If we are to pick just one example where such research is desperately needed, it would be the area of access to multimedia repositories. 72 hours of video are uploaded to Youtube each minute (Youtube, 2012). At this rate, it is humanly not possible to consume the amount of data being generated, and it is becoming increasingly difficult to search for information or navigate through such large and often multilingual collections. Technologies that assist with such tasks include summarization of text or audio/video documents, browsing/searching through and indexing of large multimedia repositories, secure user authentication, natural language generation, speech synthesis, or speech-to-speech machine translation. Unfortunately, there is very little HCI research on how to leverage the engineering progress being made in these areas into developing more natural, effective, or accessible user interfaces.

Goals

In light of such barriers and opportunities, this workshop aims to foster an interdisciplinary dialogue and create momentum for increased research and collaboration in:

  • Formally framing the challenges to the widespread adoption of speech and natural language interaction,

  • Taking concrete steps toward developing a framework of user-centric design guidelines for speech- and language-based interactive systems, grounded in good usability practices, and

  • Establishing directions to take and identifying further research opportunities in designing more natural interactions that make use of speech and natural language.

Topics

We are proposing to build upon the discussions started during our lively-debated and highly-engaging panel on speech interaction that was held at CHI 2013 (Munteanu, 2013). As a natural follow-up to the significant interest that was generated by the panel, we propose several topics for discussions and activity among workshop participants:

  • What are the important challenges in using speech as a “mainstream” modality?

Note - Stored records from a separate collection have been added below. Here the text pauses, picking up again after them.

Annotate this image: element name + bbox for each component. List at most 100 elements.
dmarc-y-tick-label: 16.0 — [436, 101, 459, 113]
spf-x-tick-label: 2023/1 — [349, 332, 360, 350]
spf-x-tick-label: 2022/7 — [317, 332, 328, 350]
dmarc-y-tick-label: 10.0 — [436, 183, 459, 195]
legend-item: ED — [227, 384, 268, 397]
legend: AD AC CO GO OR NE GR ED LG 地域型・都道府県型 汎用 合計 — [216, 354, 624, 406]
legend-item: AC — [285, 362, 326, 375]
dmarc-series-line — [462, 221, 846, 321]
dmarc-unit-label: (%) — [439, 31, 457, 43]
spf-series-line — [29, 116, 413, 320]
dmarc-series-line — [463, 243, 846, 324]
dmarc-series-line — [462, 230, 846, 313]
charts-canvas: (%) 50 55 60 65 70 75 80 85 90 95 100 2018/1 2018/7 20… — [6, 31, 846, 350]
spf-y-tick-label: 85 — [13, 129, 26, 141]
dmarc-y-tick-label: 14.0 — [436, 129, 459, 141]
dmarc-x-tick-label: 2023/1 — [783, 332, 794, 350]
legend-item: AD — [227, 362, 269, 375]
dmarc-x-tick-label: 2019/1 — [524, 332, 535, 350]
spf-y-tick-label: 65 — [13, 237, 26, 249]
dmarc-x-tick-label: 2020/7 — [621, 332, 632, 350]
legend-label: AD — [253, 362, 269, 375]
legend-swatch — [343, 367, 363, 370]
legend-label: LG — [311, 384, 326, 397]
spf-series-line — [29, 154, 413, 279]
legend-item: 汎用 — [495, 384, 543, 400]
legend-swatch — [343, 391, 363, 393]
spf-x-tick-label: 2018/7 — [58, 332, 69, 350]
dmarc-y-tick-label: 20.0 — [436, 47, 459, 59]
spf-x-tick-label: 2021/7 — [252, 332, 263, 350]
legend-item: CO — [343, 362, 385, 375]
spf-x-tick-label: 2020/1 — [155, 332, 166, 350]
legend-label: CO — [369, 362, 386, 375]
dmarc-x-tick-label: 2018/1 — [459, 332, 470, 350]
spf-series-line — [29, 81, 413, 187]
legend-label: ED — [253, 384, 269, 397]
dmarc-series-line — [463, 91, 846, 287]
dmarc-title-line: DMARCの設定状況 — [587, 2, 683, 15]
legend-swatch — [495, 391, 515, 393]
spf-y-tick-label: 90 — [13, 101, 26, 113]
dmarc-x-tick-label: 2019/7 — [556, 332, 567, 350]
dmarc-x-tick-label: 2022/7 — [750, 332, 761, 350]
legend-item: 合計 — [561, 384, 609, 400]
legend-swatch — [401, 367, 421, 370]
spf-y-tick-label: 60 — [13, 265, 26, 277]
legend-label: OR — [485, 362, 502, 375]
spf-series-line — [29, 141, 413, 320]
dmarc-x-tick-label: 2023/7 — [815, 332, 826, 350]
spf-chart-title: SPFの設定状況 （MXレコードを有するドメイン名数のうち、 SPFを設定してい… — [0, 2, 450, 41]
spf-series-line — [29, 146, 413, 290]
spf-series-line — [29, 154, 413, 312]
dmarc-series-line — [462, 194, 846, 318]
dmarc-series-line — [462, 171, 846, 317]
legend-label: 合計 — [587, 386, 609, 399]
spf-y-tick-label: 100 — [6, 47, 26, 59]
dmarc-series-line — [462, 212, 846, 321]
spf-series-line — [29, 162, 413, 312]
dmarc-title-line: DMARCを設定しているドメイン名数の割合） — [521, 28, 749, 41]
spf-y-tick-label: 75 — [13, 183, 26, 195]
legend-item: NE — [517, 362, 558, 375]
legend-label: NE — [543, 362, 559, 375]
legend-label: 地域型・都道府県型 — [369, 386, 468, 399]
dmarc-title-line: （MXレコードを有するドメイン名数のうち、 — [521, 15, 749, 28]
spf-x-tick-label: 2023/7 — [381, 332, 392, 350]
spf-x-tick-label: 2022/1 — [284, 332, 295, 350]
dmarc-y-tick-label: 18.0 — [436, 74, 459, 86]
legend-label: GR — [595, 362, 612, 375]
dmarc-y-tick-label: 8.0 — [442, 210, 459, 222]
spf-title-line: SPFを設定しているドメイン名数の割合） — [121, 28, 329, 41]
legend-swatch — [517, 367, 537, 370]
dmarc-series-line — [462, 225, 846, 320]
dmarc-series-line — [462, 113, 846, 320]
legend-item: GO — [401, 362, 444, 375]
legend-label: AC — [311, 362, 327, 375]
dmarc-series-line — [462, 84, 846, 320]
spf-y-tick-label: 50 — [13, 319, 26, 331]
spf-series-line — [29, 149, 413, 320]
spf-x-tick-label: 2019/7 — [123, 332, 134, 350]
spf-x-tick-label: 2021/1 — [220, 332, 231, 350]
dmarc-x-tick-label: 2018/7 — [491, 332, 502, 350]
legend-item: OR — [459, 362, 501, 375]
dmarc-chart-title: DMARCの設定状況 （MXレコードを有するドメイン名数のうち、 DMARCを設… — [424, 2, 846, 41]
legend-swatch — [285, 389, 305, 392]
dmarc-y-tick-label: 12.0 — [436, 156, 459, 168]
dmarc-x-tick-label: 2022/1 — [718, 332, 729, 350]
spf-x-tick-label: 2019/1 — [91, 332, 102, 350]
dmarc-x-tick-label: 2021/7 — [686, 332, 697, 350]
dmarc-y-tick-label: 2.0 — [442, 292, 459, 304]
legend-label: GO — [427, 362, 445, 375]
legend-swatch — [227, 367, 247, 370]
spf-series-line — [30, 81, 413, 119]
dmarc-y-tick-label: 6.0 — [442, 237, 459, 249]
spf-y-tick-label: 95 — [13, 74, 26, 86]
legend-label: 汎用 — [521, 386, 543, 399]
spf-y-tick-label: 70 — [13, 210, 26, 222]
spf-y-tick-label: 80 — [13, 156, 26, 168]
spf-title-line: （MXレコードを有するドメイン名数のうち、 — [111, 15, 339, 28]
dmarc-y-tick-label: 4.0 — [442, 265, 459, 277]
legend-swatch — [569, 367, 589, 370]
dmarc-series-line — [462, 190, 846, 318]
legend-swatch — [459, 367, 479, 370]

  • What opportunities are presented by the rapidly evolving mobile and pervasive computing areas?

  • Given the penetration of mobile computing in emerging markets, are there any specific usability or technology adoption issues surrounding speech interaction?

  • What opportunities exist to improve users experiences by using speech-based technologies that are not limited to input or output?

  • Can we broadly characterize which interfaces/applications speech is suitable for?

  • What can the CHI community learn from the Automatic Speech Recognition (ASR) and the Natural Language Processing (NLP) research, and in turn, how can it help the ASR and NLP communities improve the user-acceptance of such technologies? For example, the speech research community is mainly driven by engineering puzzle-solving – what else should we be asking them to extract from speech beside words/segments?

  • How can we bridge the divide between the evaluation methods used in HCI and those in speech processing (which are mostly based on Artificial Intelligence practice)? ASR practitioners prefer to improve systems with respect to concrete metrics – can the CHI community help propose meaningful alternative measures of ASR quality that are still machine-implementable?

  • How can speech be combined with other modalities to increase usability and robustness of interfaces?

  • What are the contexts (commercial, literacy support, assistive technology, etc.) in which we can expect to see spoken language processing expand the most in the future?

  • Shouldn't speech be more expressive as well as natural? How/in which contexts can we avail ourselves of that expressiveness (e.g. can you sing your search query?) Speech and pointing/deixis are a natural combination – what else can be combined with speech to make it more expressive/natural?

  • What are the usability challenges of synthetic speech? How can expressiveness and naturalness be incorporated into interface design guidelines, particularly in mobile contexts where text-to-speech could potentially play a significant role in users' experiences?